A leggere la stampa anglosassone, sembrerebbe che il consumo di alcol tra i Millennial (indicativamente la popolazione tra i 22 e i 38 anni) sia in diminuzione negli ultimi anni. In molti si sono affrettati a spiegare il fenomeno legandolo alla diffusione dei social network, o a una presunta popolarità acquisita dal mostrarsi healthy (cioè in salute). In realtà si tratta di ipotesi, le cose sono molto meno chiare di così.
I giovani bevono meno, ma non si sa perché
Una delle ipotesi avanzata è che la costante presenza sui social media, e il tipo di estetica “positiva” che si è imposta sulle varie piattaforme (Instagram su tutte), spinga le persone a mostrarsi il più possibile in buona condizione fisica e psicologica. L’alcol, insieme ad altri “vizi”, non aiuta certo in questo senso, e quindi questo potrebbe avere spinto alcuni a consumarne meno. Allo stesso modo, si ipotizza che si stiano imponendo stili di vita legati al wellness in generale, e che questo possa essere collegabile al fenomeno osservato. In realtà, si legge sul sito di un’azienda che sta cercando di sviluppare e commercializzare bevande a base di “alcol sintetico” (ne parliamo più avanti), non ci sono prove di questo fenomeno. Secondo uno studio spesso citato da chi affronta l’argomento, alla riduzione del consumo di alcol non sempre si accompagnano comportamenti altrettanto salutari per quanto riguarda l’alimentazione. Molti giovani che non bevono alcol sono sovrappeso, o mangiano meno di due porzioni di frutta e verdura al giorno. Difficile associare tali fenomeni con una maggiore consapevolezza sulla salute. Non ci sono in realtà prove di questa correlazione, quindi tutto ciò che possiamo dire è che i giovani bevono meno, ma non si sa perché.
Le possibilità dell’alcol sintetico
Le aziende che producono bevande alcoliche si sono accorte da tempo di questa tendenza, e infatti sono molto interessate agli studi che sta portando avanti il team di scienziati guidato da David Nutt, stimato neuropsicofarmacologo inglese. Nutt si è messo in testa di sintetizzare in laboratorio una molecola che dia gli stessi effetti piacevoli dell’alcol, ma senza avere le stesse conseguenze negative di quest’ultimo sull’organismo. Nutt ha passato la sua vita professionale a trattare pazienti con problemi legati all’abuso di alcol, e porta avanti il suo progetto per realizzare l’alcol sintetico dal 1983. In realtà, ci è anche già riuscito.
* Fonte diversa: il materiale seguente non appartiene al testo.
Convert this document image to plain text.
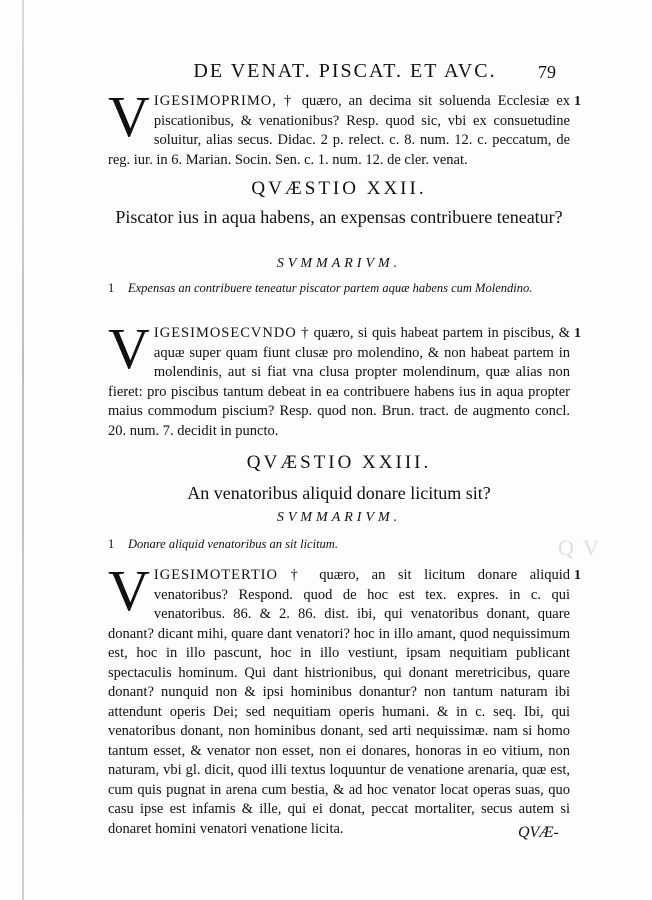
Q V
DE VENAT. PISCAT. ET AVC.	79
V IGESIMOPRIMO, † quæro, an decima sit soluenda Ecclesiæ ex piscationibus, & venationibus? Resp. quod sic, vbi ex consuetudine soluitur, alias secus. Didac. 2 p. relect. c. 8. num. 12. c. peccatum, de reg. iur. in 6. Marian. Socin. Sen. c. 1. num. 12. de cler. venat.
1
QVÆSTIO XXII.
Piscator ius in aqua habens, an expensas contribuere teneatur?
SVMMARIVM.
1 Expensas an contribuere teneatur piscator partem aquæ habens cum Molendino.
V IGESIMOSECVNDO † quæro, si quis habeat partem in piscibus, & aquæ super quam fiunt clusæ pro molendino, & non habeat partem in molendinis, aut si fiat vna clusa propter molendinum, quæ alias non fieret: pro piscibus tantum debeat in ea contribuere habens ius in aqua propter maius commodum piscium? Resp. quod non. Brun. tract. de augmento concl. 20. num. 7. decidit in puncto.
1
QVÆSTIO XXIII.
An venatoribus aliquid donare licitum sit?
SVMMARIVM.
1 Donare aliquid venatoribus an sit licitum.
V IGESIMOTERTIO † quæro, an sit licitum donare aliquid venatoribus? Respond. quod de hoc est tex. expres. in c. qui venatoribus. 86. & 2. 86. dist. ibi, qui venatoribus donant, quare donant? dicant mihi, quare dant venatori? hoc in illo amant, quod nequissimum est, hoc in illo pascunt, hoc in illo vestiunt, ipsam nequitiam publicant spectaculis hominum. Qui dant histrionibus, qui donant meretricibus, quare donant? nunquid non & ipsi hominibus donantur? non tantum naturam ibi attendunt operis Dei; sed nequitiam operis humani. & in c. seq. Ibi, qui venatoribus donant, non hominibus donant, sed arti nequissimæ. nam si homo tantum esset, & venator non esset, non ei donares, honoras in eo vitium, non naturam, vbi gl. dicit, quod illi textus loquuntur de venatione arenaria, quæ est, cum quis pugnat in arena cum bestia, & ad hoc venator locat operas suas, quo casu ipse est infamis & ille, qui ei donat, peccat mortaliter, secus autem si donaret homini venatori venatione licita.
1
QVÆ-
Il problema è arrivare dalla molecola alla bevanda, e poi ai consumatori. Per questo il suo gruppo di lavoro si è strutturato e oggi è diventato un’azienda, non con l’intento di sviluppare e commercializzare bibite “alcosynth”, ma di fornire il principio attivo all’industria dei drink. Quest’ultima, lungi dal vedere Nutt e soci come concorrenti, è molto interessata al progetto, proprio a causa della riduzione del consumo di alcol degli ultimi anni: se saranno in grado di sviluppare bevande con alcol sintetico, potranno riprendersi quei consumatori persi per eccesso di sobrietà.
Il rapporto dei giovani italiani con l’alcol
Dal punto di vista dei consumatori italiani, questo cambio di tendenza nel consumo di alcol è più sfumato, almeno in base ai dati Istat disponibili. Le categorie utilizzate nelle indagini rendono difficile analizzare solo i Millennial, e in generale i dati non mostrano una evidente riduzione dei consumi (anzi, in alcuni casi il consumo abituale di alcolici complessivamente è aumentato nell’intervallo 2007-2017). Coloro che bevono alcolici tutti i giorni sono generalmente diminuiti, passando dall’11,4 al 7,4 per cento nella fascia 18-24 anni, dal 24,7 al 15,4 per cento nella fascia 25-44. È aumentato invece il consumo occasionale, passato dal 59,6 al 63,9 per cento per i 18-24enni e dal 50,1 al 58,1 per cento per i 25-44enni. A diminuire è stato invece il consumo abituale eccessivo di alcol, passato dal 3,1 all’1 per cento tra i 20-24enni, dal 6,4 al 2,5 per cento tra i 25-44enni.